After conceding eighteen league goals before Sam Allardyce's arrival, it was clear what the new manager would need to prioritise if he was to steer away his new side from the drop zone. Results were mixed in Big Sam's early games but clean sheets were achieved against Newcastle United, Crystal Palace and Stoke City.

One of the main contributors to the defensive success was a newly found 3-5-2 formation with John O'Shea, Younes Kaboul and Sebastian Coates as the centre halves. The formation allowed little space for opposition attackers to work their way into the box and it meant attack minded full backs Patrick van Aanholt and, initially, Billy Jones could play to their strengths, knowing they'd be covered by the extra defenders. It also allowed Stephen Fletcher and Jermain Defoe to build up an attacking partnership which saw them both score away to Everton, whilst Defoe got the decisive goal against Crystal Palace.

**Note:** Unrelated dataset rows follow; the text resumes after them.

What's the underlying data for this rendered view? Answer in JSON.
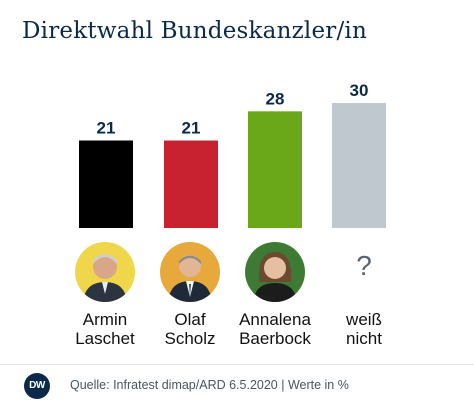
{
  "title": "Direktwahl Bundeskanzler/in",
  "chart_data": {
    "type": "bar",
    "categories": [
      "Armin Laschet",
      "Olaf Scholz",
      "Annalena Baerbock",
      "weiß nicht"
    ],
    "values": [
      21,
      21,
      28,
      30
    ],
    "colors": [
      "#000000",
      "#c8212f",
      "#6aa819",
      "#c0c8cf"
    ],
    "title": "Direktwahl Bundeskanzler/in",
    "xlabel": "",
    "ylabel": "",
    "ylim": [
      0,
      30
    ],
    "grid": false,
    "legend": "none"
  },
  "candidates": [
    {
      "line1": "Armin",
      "line2": "Laschet",
      "icon": "portrait-laschet"
    },
    {
      "line1": "Olaf",
      "line2": "Scholz",
      "icon": "portrait-scholz"
    },
    {
      "line1": "Annalena",
      "line2": "Baerbock",
      "icon": "portrait-baerbock"
    },
    {
      "line1": "weiß",
      "line2": "nicht",
      "icon": "question-mark",
      "symbol": "?"
    }
  ],
  "footer": {
    "logo_text": "DW",
    "source": "Quelle: Infratest dimap/ARD 6.5.2020 | Werte in %"
  }
}
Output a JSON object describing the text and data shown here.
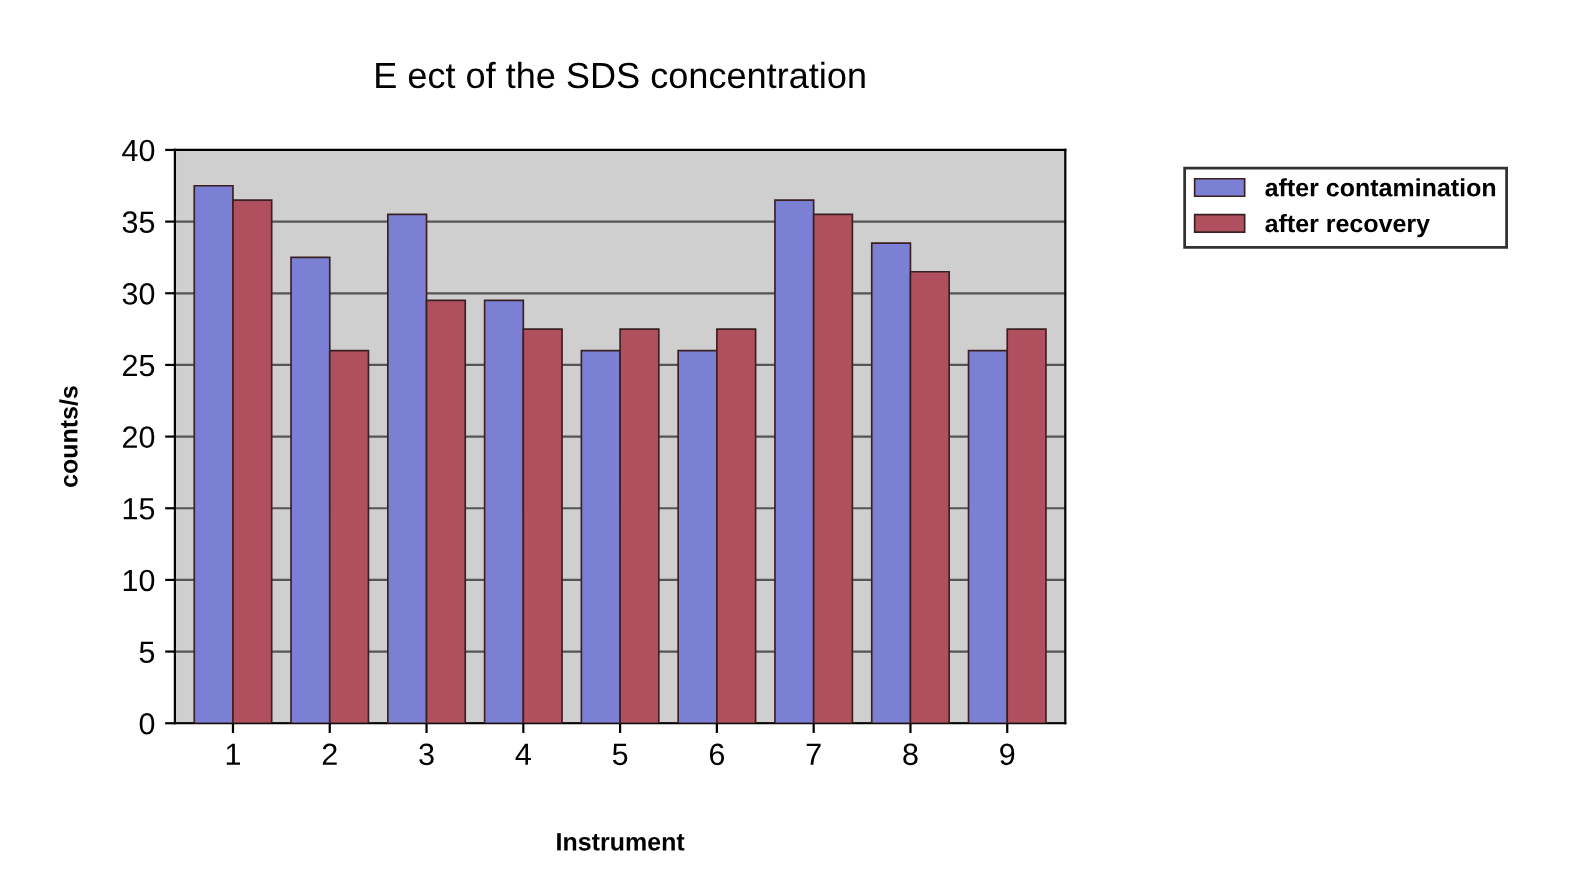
{
  "chart_data": {
    "type": "bar",
    "title": "E ect of the SDS concentration",
    "xlabel": "Instrument",
    "ylabel": "counts/s",
    "categories": [
      "1",
      "2",
      "3",
      "4",
      "5",
      "6",
      "7",
      "8",
      "9"
    ],
    "series": [
      {
        "name": "after contamination",
        "color": "#7b80d4",
        "values": [
          37.5,
          32.5,
          35.5,
          29.5,
          26,
          26,
          36.5,
          33.5,
          26
        ]
      },
      {
        "name": "after recovery",
        "color": "#b0505f",
        "values": [
          36.5,
          26,
          29.5,
          27.5,
          27.5,
          27.5,
          35.5,
          31.5,
          27.5
        ]
      }
    ],
    "ylim": [
      0,
      40
    ],
    "yticks": [
      0,
      5,
      10,
      15,
      20,
      25,
      30,
      35,
      40
    ],
    "grid": "y",
    "legend": "top right"
  }
}
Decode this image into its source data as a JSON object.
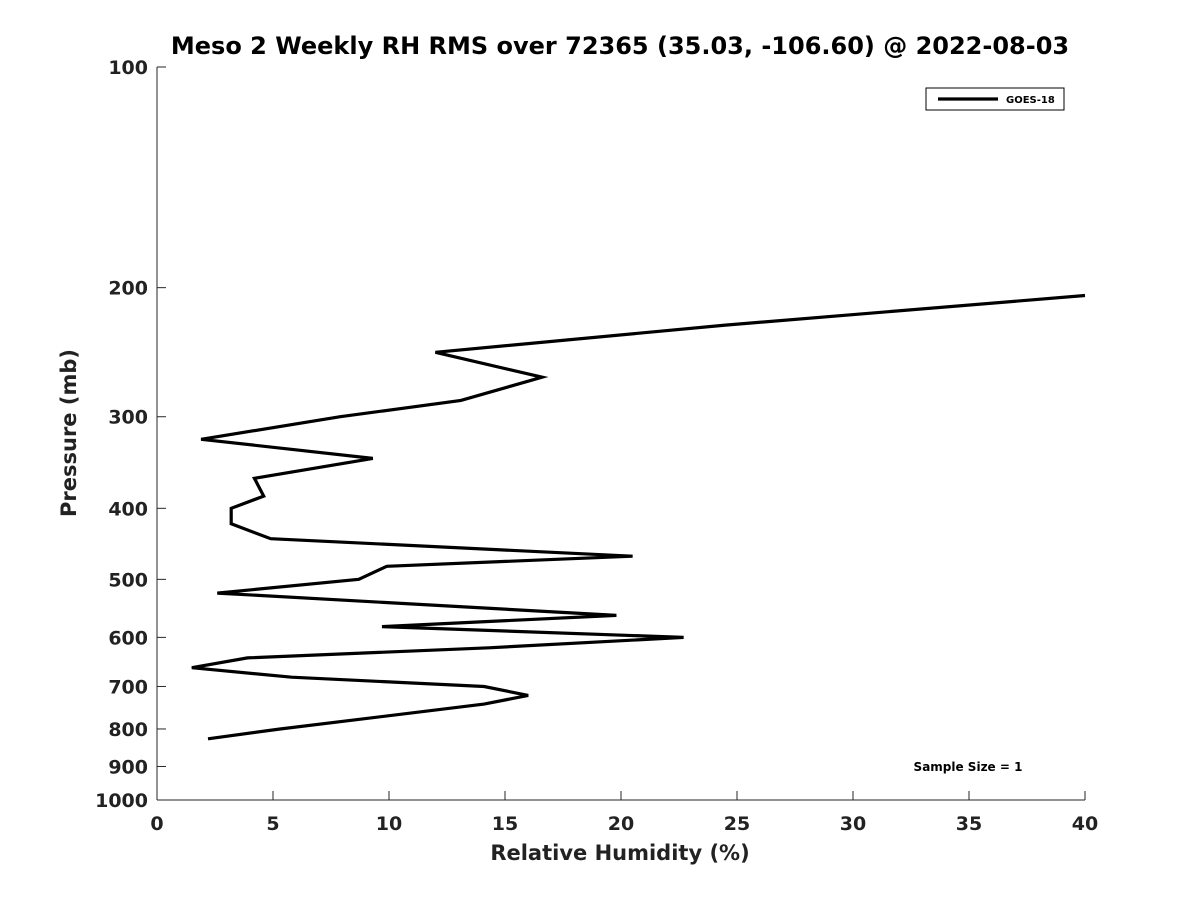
{
  "chart_data": {
    "type": "line",
    "title": "Meso 2 Weekly RH RMS over 72365 (35.03, -106.60) @ 2022-08-03",
    "xlabel": "Relative Humidity (%)",
    "ylabel": "Pressure (mb)",
    "xlim": [
      0,
      40
    ],
    "ylim": [
      1000,
      100
    ],
    "yscale": "log",
    "x_ticks": [
      0,
      5,
      10,
      15,
      20,
      25,
      30,
      35,
      40
    ],
    "y_ticks": [
      100,
      200,
      300,
      400,
      500,
      600,
      700,
      800,
      900,
      1000
    ],
    "grid": false,
    "legend_position": "top-right",
    "series": [
      {
        "name": "GOES-18",
        "color": "#000000",
        "points": [
          {
            "rh": 40.0,
            "p": 205
          },
          {
            "rh": 24.5,
            "p": 225
          },
          {
            "rh": 12.0,
            "p": 245
          },
          {
            "rh": 16.6,
            "p": 265
          },
          {
            "rh": 13.1,
            "p": 285
          },
          {
            "rh": 7.9,
            "p": 300
          },
          {
            "rh": 1.9,
            "p": 322
          },
          {
            "rh": 9.3,
            "p": 342
          },
          {
            "rh": 4.2,
            "p": 364
          },
          {
            "rh": 4.6,
            "p": 385
          },
          {
            "rh": 3.2,
            "p": 400
          },
          {
            "rh": 3.2,
            "p": 420
          },
          {
            "rh": 4.9,
            "p": 440
          },
          {
            "rh": 20.5,
            "p": 465
          },
          {
            "rh": 9.9,
            "p": 480
          },
          {
            "rh": 8.7,
            "p": 500
          },
          {
            "rh": 2.6,
            "p": 522
          },
          {
            "rh": 19.8,
            "p": 560
          },
          {
            "rh": 9.7,
            "p": 580
          },
          {
            "rh": 22.7,
            "p": 600
          },
          {
            "rh": 14.3,
            "p": 620
          },
          {
            "rh": 3.9,
            "p": 640
          },
          {
            "rh": 1.5,
            "p": 660
          },
          {
            "rh": 5.8,
            "p": 680
          },
          {
            "rh": 14.1,
            "p": 700
          },
          {
            "rh": 16.0,
            "p": 720
          },
          {
            "rh": 14.1,
            "p": 740
          },
          {
            "rh": 5.3,
            "p": 800
          },
          {
            "rh": 2.2,
            "p": 825
          }
        ]
      }
    ],
    "annotations": {
      "sample_size": "Sample Size = 1"
    }
  }
}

The main issue with the 3-5-2 was how reliant it was on too many individuals, with one or two injuries meaning it had a domino effect on how the team could function. Sam Allardyce came to this realisation when first rolling out that line up, when the "3" was made up of Wes Brown, Billy Jones and Sebastian Coates, away at Everton.

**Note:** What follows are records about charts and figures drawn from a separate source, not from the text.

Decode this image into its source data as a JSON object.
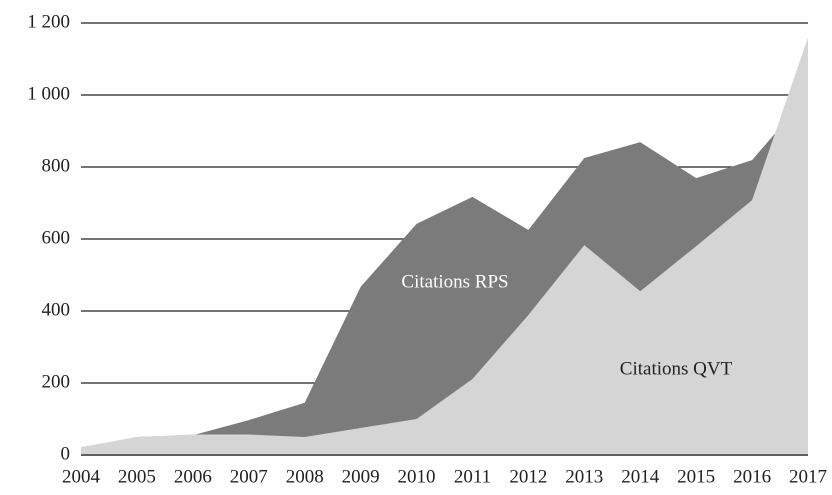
{
  "chart_data": {
    "type": "area",
    "categories": [
      "2004",
      "2005",
      "2006",
      "2007",
      "2008",
      "2009",
      "2010",
      "2011",
      "2012",
      "2013",
      "2014",
      "2015",
      "2016",
      "2017"
    ],
    "series": [
      {
        "name": "Citations RPS",
        "color": "#7b7b7c",
        "values": [
          20,
          50,
          55,
          97,
          145,
          467,
          642,
          717,
          625,
          825,
          869,
          769,
          819,
          1000
        ]
      },
      {
        "name": "Citations QVT",
        "color": "#d5d5d6",
        "values": [
          22,
          50,
          57,
          57,
          50,
          75,
          100,
          211,
          389,
          583,
          455,
          580,
          708,
          1160
        ]
      }
    ],
    "ylim": [
      0,
      1200
    ],
    "yticks": [
      0,
      200,
      400,
      600,
      800,
      {
        "value": 1000,
        "label": "1 000"
      },
      {
        "value": 1200,
        "label": "1 200"
      }
    ],
    "grid": true
  }
}
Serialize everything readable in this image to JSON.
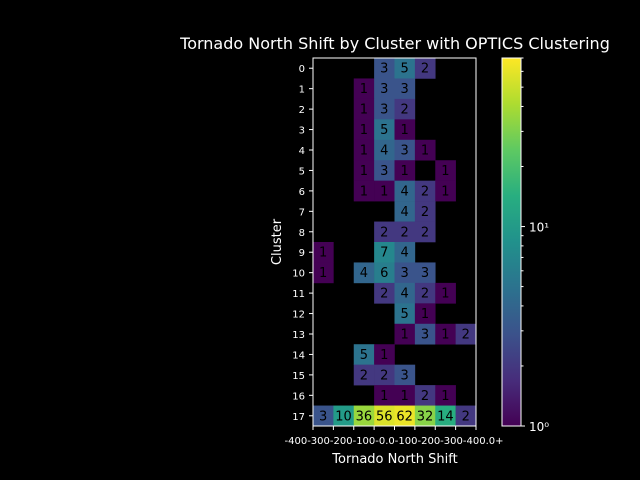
{
  "chart_data": {
    "type": "heatmap",
    "title": "Tornado North Shift by Cluster with OPTICS Clustering",
    "xlabel": "Tornado North Shift",
    "ylabel": "Cluster",
    "x_tick_labels": [
      "-400",
      "-300",
      "-200",
      "-100",
      "0.0",
      "100",
      "200",
      "300",
      "400+"
    ],
    "x_tick_display": "-400-300-200-100-0.0-100-200-300-400.0+",
    "y_tick_labels": [
      "0",
      "1",
      "2",
      "3",
      "4",
      "5",
      "6",
      "7",
      "8",
      "9",
      "10",
      "11",
      "12",
      "13",
      "14",
      "15",
      "16",
      "17"
    ],
    "columns": 8,
    "colorbar": {
      "scale": "log",
      "min": 1,
      "max": 70,
      "tick_labels": [
        "10⁰",
        "10¹"
      ],
      "tick_values": [
        1,
        10
      ],
      "colormap": "viridis"
    },
    "grid": false,
    "rows": [
      [
        null,
        null,
        null,
        3,
        5,
        2,
        null,
        null
      ],
      [
        null,
        null,
        1,
        3,
        3,
        null,
        null,
        null
      ],
      [
        null,
        null,
        1,
        3,
        2,
        null,
        null,
        null
      ],
      [
        null,
        null,
        1,
        5,
        1,
        null,
        null,
        null
      ],
      [
        null,
        null,
        1,
        4,
        3,
        1,
        null,
        null
      ],
      [
        null,
        null,
        1,
        3,
        1,
        null,
        1,
        null
      ],
      [
        null,
        null,
        1,
        1,
        4,
        2,
        1,
        null
      ],
      [
        null,
        null,
        null,
        null,
        4,
        2,
        null,
        null
      ],
      [
        null,
        null,
        null,
        2,
        2,
        2,
        null,
        null
      ],
      [
        1,
        null,
        null,
        7,
        4,
        null,
        null,
        null
      ],
      [
        1,
        null,
        4,
        6,
        3,
        3,
        null,
        null
      ],
      [
        null,
        null,
        null,
        2,
        4,
        2,
        1,
        null
      ],
      [
        null,
        null,
        null,
        null,
        5,
        1,
        null,
        null
      ],
      [
        null,
        null,
        null,
        null,
        1,
        3,
        1,
        2
      ],
      [
        null,
        null,
        5,
        1,
        null,
        null,
        null,
        null
      ],
      [
        null,
        null,
        2,
        2,
        3,
        null,
        null,
        null
      ],
      [
        null,
        null,
        null,
        1,
        1,
        2,
        1,
        null
      ],
      [
        3,
        10,
        36,
        56,
        62,
        32,
        14,
        2
      ]
    ]
  }
}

After a 6-2 defeat, Allardyce knew that the formation would only work with players who could handle the full intensity of ninety minutes or were playing in their most comfortable positions. Due to the former reason, Wes Brown was dropped from the side and the latter meant Billy Jones was shifted back to his preferred position of right back.

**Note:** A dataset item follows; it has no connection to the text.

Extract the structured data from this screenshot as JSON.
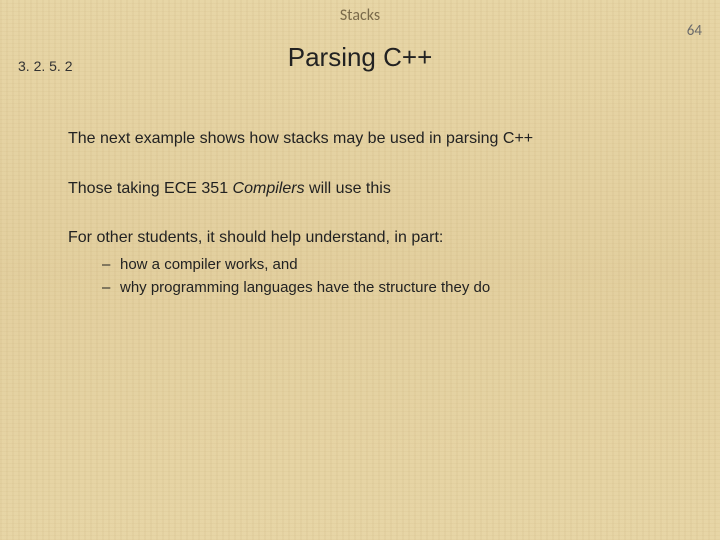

Despite it's flaws, it was a system that, once it had found it's feet, yielded results for Sunderland. Four games in November saw a return of six points from a possible twelve, with two clean sheets. It was still early but The Lads were showing signs of progression under Allardyce. Then came December.

A (Not So) Merry Christmas

In the time that Big Sam was leading Sunderland, December was by far the darkest period of the season when a five game losing streak left them seven points from safety. In a spirited defeat to Arsenal, The Black Cats were still showing signs that they were improving under their new boss. The defeat at The Emirates saw Yann M'Vila put in another impressive display in the deep lying midfield role and Duncan Watmore was continuing to impress since Sam Allardyce had handed him a first start. It wasn't enough though and the Lads went down 3-1 but there was still plenty of positives to draw on, if the side could stay injury free.

The visit of inform Watford gave Sam Allardyce further evidence that - without the right defence, his newly found favoured system just wasn't going to work.

Watford had taken an early lead and, despite Sam Allardyce saying he wouldn't play 3-5-2 if the right players weren't all fit, the manager gave Billy Jones another chance at centre half due to the absence of Younes Kaboul. It proved to be a mistake, as Jack Rodwell replaced DeAndre Yedlin, altering things to more of a 4-3-3. Kaboul returned for the 3-1 defeat away to Chelsea but, after another injury to the Frenchman, Allardyce made certain that 3-5-2 would have to be put on the back burner.

A more traditional looking line up didn't change Sunderland's fortunes for the remainder of the month though, as they were easily picked off by a rampant Manchester City in a 4-1 defeat on Boxing Day.

It was a game of calamitous, clumsy and catastrophic defending from The Lads, as they conceded goals from switching off on set pieces and simply giving City too many opportunities to shoot on goal. The year was rounded off by a 1-0 home defeat to Liverpool, and the January transfer window now looked massive.